MarioniLab / scran

Clone of the Bioconductor repository for the scran package.
https://bioconductor.org/packages/devel/bioc/html/scran.html
40 stars 22 forks source link

MNN correction generates NaN or Inf values #9

Closed ahy1221 closed 6 years ago

ahy1221 commented 6 years ago

I found that after MNN correction , some genes were assign NaN or Inf values. Such values impeded further MNN correction ( in the nested setting ). It seems that such NaN or Inf values are generates by zero counts genes. I am wondering that what is the reasonable way to handle these NaN or Inf values ?

LTLA commented 6 years ago

Code?

ahy1221 commented 6 years ago

Sorry for that, this is the code

rowData(sce)$AVE <- calcAverage(sce)
sce <- sce[rowData(sce)$AVE > 1, ]
clusters <- quickCluster(sce, min.size = 15, method = "igraph", min.mean = 1 )
sce <- computeSumFactors(sce,  sizes = seq(10, 30, 5),
                          clusters = clusters,  sf.out = F, positive = T)

sce <- normalise(sce)

#==== fitting HVGs

var.fit <- trendVar(sce, parametric = T, block = sce$donor, use.spikes = F)

dec.var <- decomposeVar(sce, fit = var.fit)

dec.var <- dec.var[complete.cases(dec.var),]

dec.var <- dec.var[order(dec.var$bio, decreasing = T),]

hvg <- rownames(dec.var[dec.var$bio > 0.1 & dec.var$FDR < 0.1,])

logcount.mt.list <- lapply(unique(sce$donor), function(d) {
 logcounts(sce)[, sce$donor == d]
})

names(logcount.mt.list) <- unique(sce$donor)

mnn.batch.bydonor <- mnnCorrect(logcount.mt.list$D20171109, logcount.mt.list$D20170412,
                                logcount.mt.list$D20170327, logcount.mt.list$D20170322,
                                logcount.mt.list$D20170227, logcount.mt.list$D20170222,
                                k = 20,
                                subset.row = hvg, 
                                pc.approx = T,
                                BPPARAM = MulticoreParam(workers = 6 ))

Then I calculated whether there is NaN or Inf value in each cell: default

default

ahy1221 commented 6 years ago

I think this issue may be more about data, so just let me know if you need more detailes

LTLA commented 6 years ago

Do you have all-zero cells?

ahy1221 commented 6 years ago

There is no all-zero cells in this dataset, because I did the QC based on the total_features default

But there are genes only expressed in one cells. I am not sure whether this is the reason cause that. default

LTLA commented 6 years ago
  1. Check that none of the logcount.mt.list$D20171109, etc. entries have NA values.
  2. Check that colSums(logcount.mt.list$D20171109[hvg,]) are non-zero.

If those two things are fine, then I don't know what the problem is.
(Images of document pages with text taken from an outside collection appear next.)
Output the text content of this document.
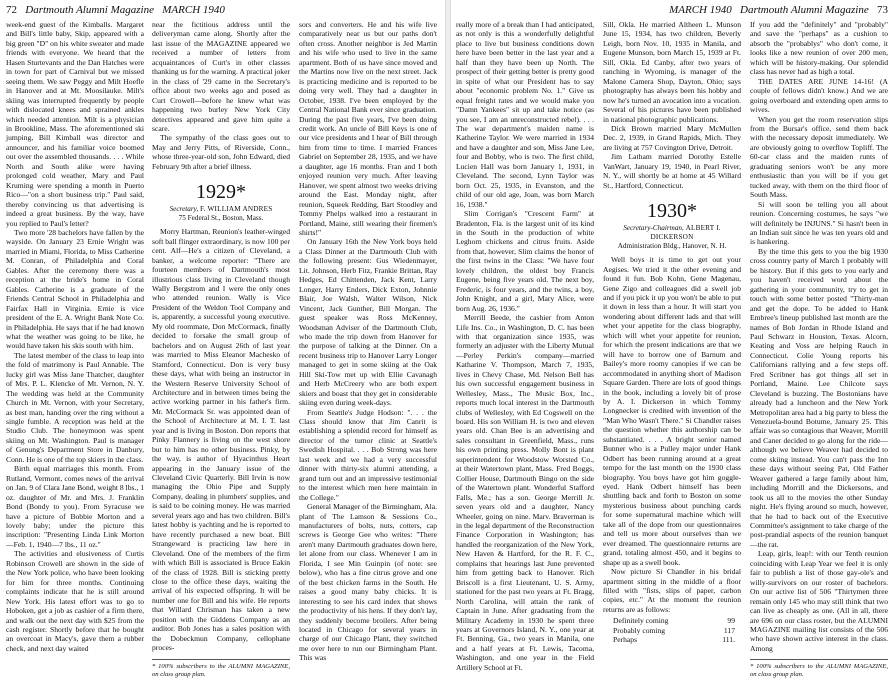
72 Dartmouth Alumni Magazine MARCH 1940

week-end guest of the Kimballs. Margaret and Bill's little baby, Skip, appeared with a big green "D" on his white sweater and made friends with everyone. We heard that the Hasen Sturtevants and the Dan Hatches were in town for part of Carnival but we missed seeing them. We saw Peggy and Milt Hoefle in Hanover and at Mt. Moosilauke. Milt's skiing was interrupted frequently by people with dislocated knees and sprained ankles which needed attention. Milt is a physician in Brookline, Mass. The aforementioned ski jumping, Bill Kimball was director and announcer, and his familiar voice boomed out over the assembled thousands. . . . While North and South alike were having prolonged cold weather, Mary and Paul Kruming were spending a month in Puerto Rico—"on a short business trip." Paul said, thereby convincing us that advertising is indeed a great business. By the way, have you replied to Paul's letter?

Two more '28 bachelors have fallen by the wayside. On January 23 Ernie Wright was married in Miami, Florida, to Miss Catherine M. Conran, of Philadelphia and Coral Gables. After the ceremony there was a reception at the bride's home in Coral Gables. Catherine is a graduate of the Friends Central School in Philadelphia and Fairfax Hall in Virginia. Ernie is vice president of the E. A. Wright Bank Note Co. in Philadelphia. He says that if he had known what the weather was going to be like, he would have taken his skis south with him.

The latest member of the class to leap into the fold of matrimony is Paul Annable. The lucky girl was Miss Jane Thatcher, daughter of Mrs. P. L. Klencke of Mt. Vernon, N. Y. The wedding was held at the Community Church in Mt. Vernon, with your Secretary, as best man, handing over the ring without a single fumble. A reception was held at the Studio Club. The honeymoon was spent skiing on Mt. Washington. Paul is manager of Genung's Department Store in Danbury, Conn. He is one of the top skiers in the class.

Birth equal marriages this month. From Rutland, Vermont, comes news of the arrival on Jan. 9 of Clara Jane Bond, weight 8 lbs., 1 oz. daughter of Mr. and Mrs. J. Franklin Bond (Bondy to you). From Syracuse we have a picture of Bobbie Morton and a lovely baby; under the picture this inscription: "Presenting Linda Link Morton—Feb. 1, 1940—7 lbs., 11 oz."

The activities and elusiveness of Curtis Robinson Crowell are shown in the side of the New York police, who have been looking for him for three months. Continuing complaints indicate that he is still around New York. His latest effort was to go to Hoboken, get a job as cashier of a firm there, and walk out the next day with $25 from the cash register. Shortly before that he bought an overcoat in Macy's, gave them a rubber check, and next day waited

near the fictitious address until the deliveryman came along. Shortly after the last issue of the MAGAZINE appeared we received a number of letters from acquaintances of Curt's in other classes thanking us for the warning. A practical joker in the class of '29 came in the Secretary's office about two weeks ago and posed as Curt Crowell—before he knew what was happening two burley New York City detectives appeared and gave him quite a scare.

The sympathy of the class goes out to May and Jerry Pitts, of Riverside, Conn., whose three-year-old son, John Edward, died February 9th after a brief illness.

1929*
Secretary, F. WILLIAM ANDRES
75 Federal St., Boston, Mass.

Morry Hartman, Reunion's leather-winged soft ball flinger extraordinary, is now 100 per cent. Alf—He's a citizen of Cleveland, a banker, a welcome reporter: "There are fourteen members of Dartmouth's most illustrious class living in Cleveland though Wally Bergstrom and I were the only ones who attended reunion. Wally is Vice President of the Weldon Tool Company and is, apparently, a successful young executive. My old roommate, Don McCormack, finally decided to forsake the small group of bachelors and on August 26th of last year was married to Miss Eleanor Machesko of Stamford, Connecticut. Don is very busy these days, what with being an instructor in the Western Reserve University School of Architecture and in between times being the active working partner in his father's firm. Mr. McCormack Sr. was appointed dean of the School of Architecture at M. I. T. last year and is living in Boston. Don reports that Pinky Flannery is living on the west shore but to him has no other business. Pinky, by the way, is author of Hyacinthus Heart appearing in the January issue of the Cleveland Civic Quarterly. Bill Irvin is now managing the Ohio Pipe and Supply Company, dealing in plumbers' supplies, and is said to be coining money. He was married several years ago and has two children. Bill's latest hobby is yachting and he is reported to have recently purchased a new boat. Bill Strangeward is practicing law here in Cleveland. One of the members of the firm with which Bill is associated is Bruce Eakin of the class of 1928. Bill is sticking pretty close to the office these days, waiting the arrival of his expected offspring. It will be number one for Bill and his wife. He reports that Willard Chrisman has taken a new position with the Giddens Company as an auditor. Bob Jones has a sales position with the Dobeckmun Company, cellophane proces-

* 100% subscribers to the ALUMNI MAGAZINE, on class group plan.

sors and converters. He and his wife live comparatively near us but our paths don't often cross. Another neighbor is Jed Martin and his wife who used to live in the same apartment. Both of us have since moved and the Martins now live on the next street. Jack is practicing medicine and is reported to be doing very well. They had a daughter in October, 1938. I've been employed by the Central National Bank ever since graduation. During the past five years, I've been doing credit work. An uncle of Bill Keys is one of our vice presidents and I hear of Bill through him from time to time. I married Frances Gabriel on September 28, 1935, and we have a daughter, age 16 months. Fran and I both enjoyed reunion very much. After leaving Hanover, we spent almost two weeks driving around the East. Monday night, after reunion, Squeek Redding, Bart Stoodley and Tommy Phelps walked into a restaurant in Portland, Maine, still wearing their firemen's shirts!"

On January 16th the New York boys held a Class Dinner at the Dartmouth Club with the following present: Gus Wiedenmayer, Lit. Johnson, Herb Fitz, Frankie Brittan, Ray Hedges, Ed Chittenden, Jack Kent, Larry Longer, Harry Enders, Dick Exton, Johnnie Blair, Joe Walsh, Walter Wilson, Nick Vincent, Jack Gunther, Bill Morgan. The guest speaker was Ross McKenney, Woodsman Adviser of the Dartmouth Club, who made the trip down from Hanover for the purpose of talking at the Dinner. On a recent business trip to Hanover Larry Longer managed to get in some skiing at the Oak Hill Ski-Tow met up with Ellie Cavanagh and Herb McCreery who are both expert skiers and boast that they get in considerable skiing even during week-days.

From Seattle's Judge Hodson: ". . . the Class should know that Jim Canrit is establishing a splendid record for himself as director of the tumor clinic at Seattle's Swedish Hospital. . . . Bob Strong was here last week and we had a very successful dinner with thirty-six alumni attending, a grand turn out and an impressive testimonial to the interest which men here maintain in the College."

General Manager of the Birmingham, Ala. plant of The Lamson & Sessions Co., manufacturers of bolts, nuts, cotters, cap screws is George Gee who writes: "There aren't many Dartmouth graduates down here, let alone from our class. Whenever I am in Florida, I see Min Guinpin (of note: see below), who has a fine citrus grove and one of the best chicken farms in the South. He raises a good many baby chicks. It is interesting to see his card index that shows the productivity of his hens. If they don't lay, they suddenly become broilers. After being located in Chicago for several years in charge of our Chicago Plant, they switched me over here to run our Birmingham Plant. This was

MARCH 1940 Dartmouth Alumni Magazine 73

really more of a break than I had anticipated, as not only is this a wonderfully delightful place to live but business conditions down here have been better in the last year and a half than they have been up North. The prospect of their getting better is pretty good in spite of what our President has to say about "economic problem No. 1." Give us equal freight rates and we would make you "Damn Yankees" sit up and take notice (as you see, I am an unreconstructed rebel). . . . The war department's maiden name is Katherine Taylor. We were married in 1934 and have a daughter and son, Miss Jane Lee, four and Bobby, who is two. The first child, Lucien Hall was born January 1, 1931, in Cleveland. The second, Lynn Taylor was born Oct. 25, 1935, in Evanston, and the child of our old age, Joan, was born March 16, 1938."

Slim Corrigan's "Crescent Farm" at Bradenton, Fla. is the largest unit of its kind in the South in the production of white Leghorn chickens and citrus fruits. Aside from that, however, Slim claims the honor of the first twins in the Class: "We have four lovely children, the oldest boy Francis Eugene, being five years old. The next boy, Frederic, is four years, and the twins, a boy, John Knight, and a girl, Mary Alice, were born Aug. 26, 1936."

Merrill Beede, the cashier from Anton Life Ins. Co., in Washington, D. C. has been with that organization since 1935, was formerly an adjuster with the Liberty Mutual—Perley Perkin's company—married Katharine V. Thompson, March 7, 1935, lives in Chevy Chase, Md. Nelson Bell has his own successful engagement business in Wellesley, Mass., The Music Box, Inc., reports much local interest in the Dartmouth clubs of Wellesley, with Ed Cogswell on the board. His son William H. is two and eleven years old. Chan Bee is an advertising and sales consultant in Greenfield, Mass., runs his own printing press. Molly Bont is plant superintendent for Woodstow Worsted Co., at their Watertown plant, Mass. Fred Boggs, Collier House, Dartmouth Bingo on the side of the Watertown plant. Wonderful Stafford Falls, Me.; has a son. George Merrill Jr. seven years old and a daughter, Nancy Wheeler, going on nine. Marv. Braverman is in the legal department of the Reconstruction Finance Corporation in Washington; has handled the reorganization of the New York, New Haven & Hartford, for the R. F. C., complains that hearings last June prevented him from getting back to Hanover. Rich Briscoll is a first Lieutenant, U. S. Army, stationed for the past two years at Ft. Bragg, North Carolina, will attain the rank of Captain in June. After graduating from the Military Academy in 1930 he spent three years at Governors Island, N. Y., one year at Ft. Benning, Ga., two years in Manila, one and a half years at Ft. Lewis, Tacoma, Washington, and one year in the Field Artillery School at Ft.

Sill, Okla. He married Altheen L. Munson June 15, 1934, has two children, Beverly Leigh, born Nov. 10, 1935 in Manila, and Eugene Munson, born March 15, 1939 at Ft. Sill, Okla. Ed Canby, after two years of ranching in Wyoming, is manager of the Malone Camera Shop, Dayton, Ohio; says photography has always been his hobby and now he's turned an avocation into a vocation. Several of his pictures have been published in national photographic publications.

Dick Brown married Mary McMullen Dec. 2, 1939, in Grand Rapids, Mich. They are living at 757 Covington Drive, Detroit.

Jim Latham married Dorothy Estelle VanWart, January 19, 1940, in Pearl River, N. Y., will shortly be at home at 45 Willard St., Hartford, Connecticut.

1930*
Secretary-Chairman, ALBERT I. DICKERSON
Administration Bldg., Hanover, N. H.

Well boys it is time to get out your Aegises. We tried it the other evening and found it fun. Bob Kohn, Gene Magenau, Gene Zigo and colleagues did a swell job and if you pick it up you won't be able to put it down in less than a hour. It will start you wondering about different lads and that will whet your appetite for the class biography, which will whet your appetite for reunion, for which the present indications are that we will have to borrow one of Barnum and Bailey's more roomy canopies if we can be accommodated in anything short of Madison Square Garden. There are lots of good things in the book, including a lovely bit of prose by A. I. Dickerson in which Tommy Longnecker is credited with invention of the "Man Who Wasn't There." Si Chandler raises the question whether this authorship can be substantiated. . . . A bright senior named Bunner who is a Pulley major under Hank Odbert has been running around at a great tempo for the last month on the 1930 class biography. You boys have got him goggle-eyed. Hank Odbert himself has been shuttling back and forth to Boston on some mysterious business about punching cards for some supernatural machine which will take all of the dope from our questionnaires and tell us more about ourselves than we ever dreamed. The questionnaire returns are grand, totaling almost 450, and it begins to shape up as a swell book.

Now picture Si Chandler in his bridal apartment sitting in the middle of a floor filled with "fists, slips of paper, carbon copies, etc." At the moment the reunion returns are as follows:

Definitely coming	99
Probably coming	117
Perhaps	111.

If you add the "definitely" and "probably" and save the "perhaps" as a cushion to absorb the "probablys" who don't come, it looks like a new reunion of over 200 men, which will be history-making. Our splendid class has never had as high a total.

THE DATES ARE JUNE 14-16! (A couple of fellows didn't know.) And we are going overboard and extending open arms to wives.

When you get the room reservation slips from the Bursar's office, send them back with the necessary deposit immediately. We are obviously going to overflow Topliff. The 60-car class and the maiden runts of graduating seniors won't be any more enthusiastic than you will be if you get tucked away, with them on the third floor of South Mass.

Si will soon be telling you all about reunion. Concerning costumes, he says "we will definitely be INJUNS." Si hasn't been in an Indian suit since he was ten years old and is hankering.

By the time this gets to you the big 1930 cross country party of March 1 probably will be history. But if this gets to you early and you haven't received word about the gathering in your community, try to get in touch with some better posted "Thirty-man and get the dope. To be added to Hank Embree's lineup published last month are the names of Bob Jordan in Rhode Island and Paul Schwarz in Houston, Texas. Alcorn, Keating and Voss are helping Rauch in Connecticut. Colie Young reports his Californians rallying and a few steps off. Fred Scribner has got things all set in Portland, Maine. Lee Chilcote says Cleveland is buzzing. The Bostonians have already had a luncheon and the New York Metropolitan area had a big party to bless the Venezuela-bound Botume, January 25. This affair was so contagious that Weaver, Morrill and Caner decided to go along for the ride—although we believe Weaver had decided to come skiing instead. You can't pass the Inn these days without seeing Pat, Old Father Weaver gathered a large family about him, including Morrill and the Dickersons, and took us all to the movies the other Sunday night. He's flying around so much, however, that he had to back out of the Executive Committee's assignment to take charge of the post-prandial aspects of the reunion banquet—the rat.

Leap, girls, leap!: with our Tenth reunion coinciding with Leap Year we feel it is only fair to publish a list of those gay-ole's and willy-survivors on our roster of bachelors. On our active list of 506 "Thirtymen three remain only 145 who may still think that two can live as cheaply as one. (All in all, there are 696 on our class roster, but the ALUMNI MAGAZINE mailing list consists of the 506 who have shown active interest in the class. Among

* 100% subscribers to the ALUMNI MAGAZINE, on class group plan.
I'll have to actually look at the data.

ahy1221 commented 6 years ago

Thank you very much. I found that there are many Inf value in the logcounts matrix for some cells. Is there some wrong processing about normalization ? default

LTLA commented 6 years ago

I'm not sure how you managed to get infinite but non-NA values from normalize. Even if you had negative size factors, you should have gotten NAs. The only way to get infinite normalized values would be to have size factors of exactly zero, which should not be possible.
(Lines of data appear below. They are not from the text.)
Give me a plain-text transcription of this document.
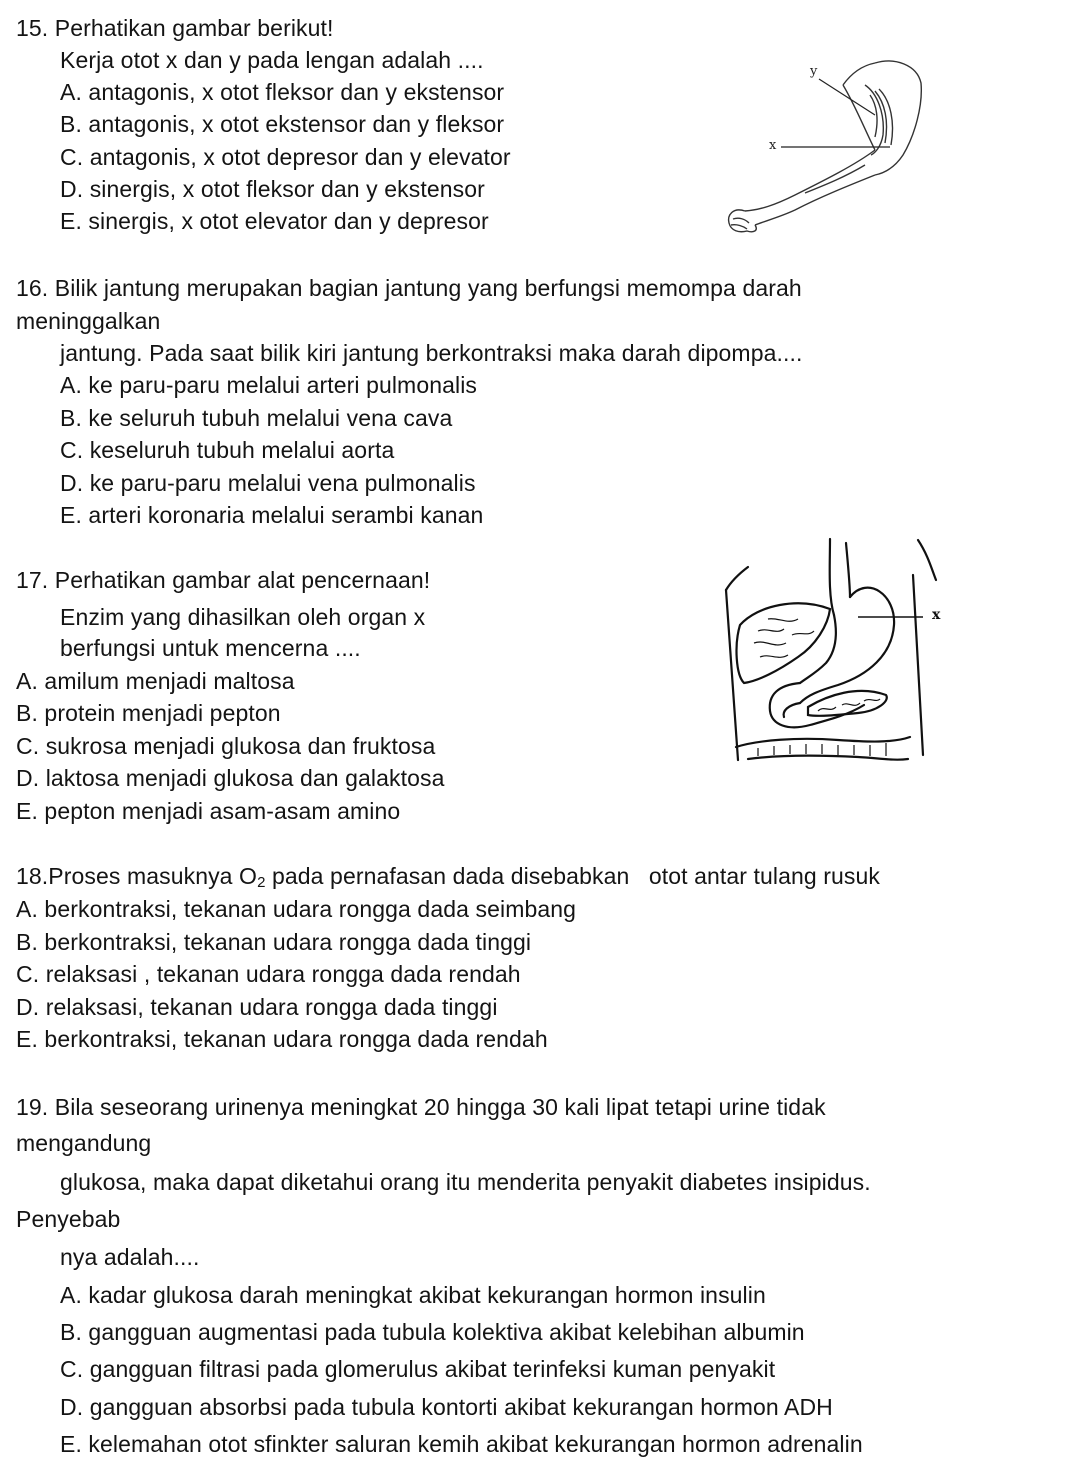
15. Perhatikan gambar berikut!
Kerja otot x dan y pada lengan adalah ....
A. antagonis, x otot fleksor dan y ekstensor
B. antagonis, x otot ekstensor dan y fleksor
C. antagonis, x otot depresor dan y elevator
D. sinergis, x otot fleksor dan y ekstensor
E. sinergis, x otot elevator dan y depresor
y
x
16. Bilik jantung merupakan bagian jantung yang berfungsi memompa darah
meninggalkan
jantung. Pada saat bilik kiri jantung berkontraksi maka darah dipompa....
A. ke paru-paru melalui arteri pulmonalis
B. ke seluruh tubuh melalui vena cava
C. keseluruh tubuh melalui aorta
D. ke paru-paru melalui vena pulmonalis
E. arteri koronaria melalui serambi kanan
17. Perhatikan gambar alat pencernaan!
Enzim yang dihasilkan oleh organ x
berfungsi untuk mencerna ....
A. amilum menjadi maltosa
B. protein menjadi pepton
C. sukrosa menjadi glukosa dan fruktosa
D. laktosa menjadi glukosa dan galaktosa
E. pepton menjadi asam-asam amino
x
18.Proses masuknya $O_2$ pada pernafasan dada disebabkan   otot antar tulang rusuk
A. berkontraksi, tekanan udara rongga dada seimbang
B. berkontraksi, tekanan udara rongga dada tinggi
C. relaksasi , tekanan udara rongga dada rendah
D. relaksasi, tekanan udara rongga dada tinggi
E. berkontraksi, tekanan udara rongga dada rendah
19. Bila seseorang urinenya meningkat 20 hingga 30 kali lipat tetapi urine tidak
mengandung
glukosa, maka dapat diketahui orang itu menderita penyakit diabetes insipidus.
Penyebab
nya adalah....
A. kadar glukosa darah meningkat akibat kekurangan hormon insulin
B. gangguan augmentasi pada tubula kolektiva akibat kelebihan albumin
C. gangguan filtrasi pada glomerulus akibat terinfeksi kuman penyakit
D. gangguan absorbsi pada tubula kontorti akibat kekurangan hormon ADH
E. kelemahan otot sfinkter saluran kemih akibat kekurangan hormon adrenalin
Also, I don't recommend going below a sizes of 20. And I don't think that the normalization will be stable if you have fewer than 100 cells per level of clusters.

ahy1221 commented 6 years ago

Thanks for your replying . You are right that the issue comes up with size factors of zero. I am trying to redo the normalization procedure and it seems that it works fine now. Regarding the sizes for deconvolution, if I use default setting, there would be warnings saying that In .computeSumFactors(assay(x, i = assay.type), subset.row = subset.row, : not enough cells in at least one cluster for some 'sizes' , would that hurts ?

LTLA commented 6 years ago

The warnings are trying to protect you by telling you that you don't have enough cells. Setting the sizes to avoid the warnings doesn't really fix the problem. The alternative is to not pre-cluster, and use all cells for pooling in computeSumFactors; this will improve precision at the cost of increasing bias.

For an arbitrary data set, I can't say whether this is better or worse than your current approach. It's not a problem I've really encountered. For small data sets, the cells are usually very homogeneous, so I didn't need to pre-cluster, and for large data sets, I've got enough cells such that clustering can be done. If you have the worst-case scenario of few cells from a heterogeneous population, you can imagine that there is very little information that can be meaningfully shared between cells.

ahy1221 commented 6 years ago

Thank you very much! The Inf and NaN value are both caused by low-quality cells. After redoing QC to filter out those cells, all things look fine now. We can close this issue.